Nicolas Dupont-Aignan prêt à s’allier avec le front de Gauche et Jean-Luc Mélenchon "si c’est pour sauver la France"

Publié à 09h43, le 26 janvier 2015 , Modifié à 10h02, le 26 janvier 2015

Nicolas Dupont-Aignan prêt à s’allier avec le front de Gauche et Jean-Luc Mélenchon "si c’est pour sauver la France"
Nicolas Dupont-Aignan © JACQUES DEMARTHON / AFP

ON EST TOUS ENSEMBLE - "Heureux", Nicolas Dupont-Aignan de la victoire de Syriza aux élections législatives grecques. Invité de la matinale de RMC, lundi 26 janvier, le président de Debout la France se félicite du succès remporté par le parti de gauche radicale, tout proche de la majorité absolue au parlement grec. Il explique :

Ça paraît paradoxal que je sois heureux de la victoire d’un parti qui est à gauche, même de gauche radicale. Mais je suis heureux, surtout parce que c’est une victoire de la démocratie. […] Il faut bien comprendre qu’il ne faut pas voir ça avec les lunettes françaises. C’est un peuple qui a tellement souffert, depuis 4 ans à cause d’une politique absurde, totalement contreproductive.
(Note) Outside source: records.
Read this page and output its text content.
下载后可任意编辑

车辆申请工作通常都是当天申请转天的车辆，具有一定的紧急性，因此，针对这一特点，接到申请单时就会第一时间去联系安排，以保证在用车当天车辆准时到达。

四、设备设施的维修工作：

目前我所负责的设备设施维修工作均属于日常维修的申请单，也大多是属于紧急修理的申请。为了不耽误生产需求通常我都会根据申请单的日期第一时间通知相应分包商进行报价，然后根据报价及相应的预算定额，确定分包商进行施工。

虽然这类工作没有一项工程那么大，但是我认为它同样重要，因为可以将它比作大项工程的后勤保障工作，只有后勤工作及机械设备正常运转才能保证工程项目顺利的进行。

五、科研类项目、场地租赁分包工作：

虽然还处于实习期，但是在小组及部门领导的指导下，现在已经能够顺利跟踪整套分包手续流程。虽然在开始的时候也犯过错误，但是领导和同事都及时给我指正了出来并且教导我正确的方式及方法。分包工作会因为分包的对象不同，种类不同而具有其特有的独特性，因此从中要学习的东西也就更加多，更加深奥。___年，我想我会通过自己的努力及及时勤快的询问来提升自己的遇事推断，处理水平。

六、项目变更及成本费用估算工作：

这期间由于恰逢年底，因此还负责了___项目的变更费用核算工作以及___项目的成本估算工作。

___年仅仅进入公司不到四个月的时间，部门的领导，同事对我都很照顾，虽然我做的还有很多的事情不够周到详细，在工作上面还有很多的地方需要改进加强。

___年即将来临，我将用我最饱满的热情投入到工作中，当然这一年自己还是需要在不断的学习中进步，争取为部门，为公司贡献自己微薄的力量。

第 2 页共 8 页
En Grèce, Nicolas Dupont-Aignan a un parti ami : Panos Kamenos, "les grecs indépendants". Une formation politique souverainiste qui pourrait participer à une coalition avec Syriza. Les négociations doivent débuter très rapidement en vue de la formation d’un gouvernement. Nicolas Dupont-Aignan en est un des plus fervents partisans. "D’abord pour modérer Syriza" mais aussi pour "négocier avec Bruxelles" et "sortir de cette politique absurde".

Souverainistes et gauche radicale, alliés pour sortir de l’austérité ? Même en France, Nicolas Dupont-Aignan n’y paraît pas franchement opposé. Ainsi lorsque Jean-Jacques Bourdin lui demande si "politiquement, [il] pourrait passer un accord avec le front de gauche de Mélenchon", le député de l’Essonne répond :

Si c’est pour sauver la France et si c’est sur un programme intelligent de création de richesses, pourquoi pas?

Il ne faudrait toutefois pas se méprendre. Pour Nicolas Dupont-Aignan (1,79% des voix à l’élection présidentielle de 2012) l’objectif reste  bien le succès final de sa formation politique, Debout la France. Et la victoire de Syriza serait une bonne raison d’y croire pour l’ancien secrétaire aux fédérations du RPR, qui n’hésite pas à pousser la comparaison :

Syriza, il y a cinq ans seulement, ce n’est pas long cinq ans, c’était le score de Debout la France aujourd’hui. Si je disais à vos confrères journalistes que dans cinq ans Debout La France gagnerait les élections vous me regarderiez avec un peu d’interrogation. Ça veut dire quoi ? Ça veut dire que derrière Syriza, c’est le renouvellement de la classe politique.

[Bonus Track] La loi Macron, "un sparadrap sur une plaie"

Alors que la loi Macron doit être présentée lundi 21 janvier devant les députés en séance plénière, le président de Debout la France l’annonce déjà : il "ne la votera pas". Il explique :

La loi Macron, c’est un sparadrap sur une plaie. Ça ne traite pas la cause. Quand on matraque fiscalement les artisans, il n’y a pas de création de richesses. Il faut relancer la machine pour payer les dettes. Tout le monde peut comprendre ça.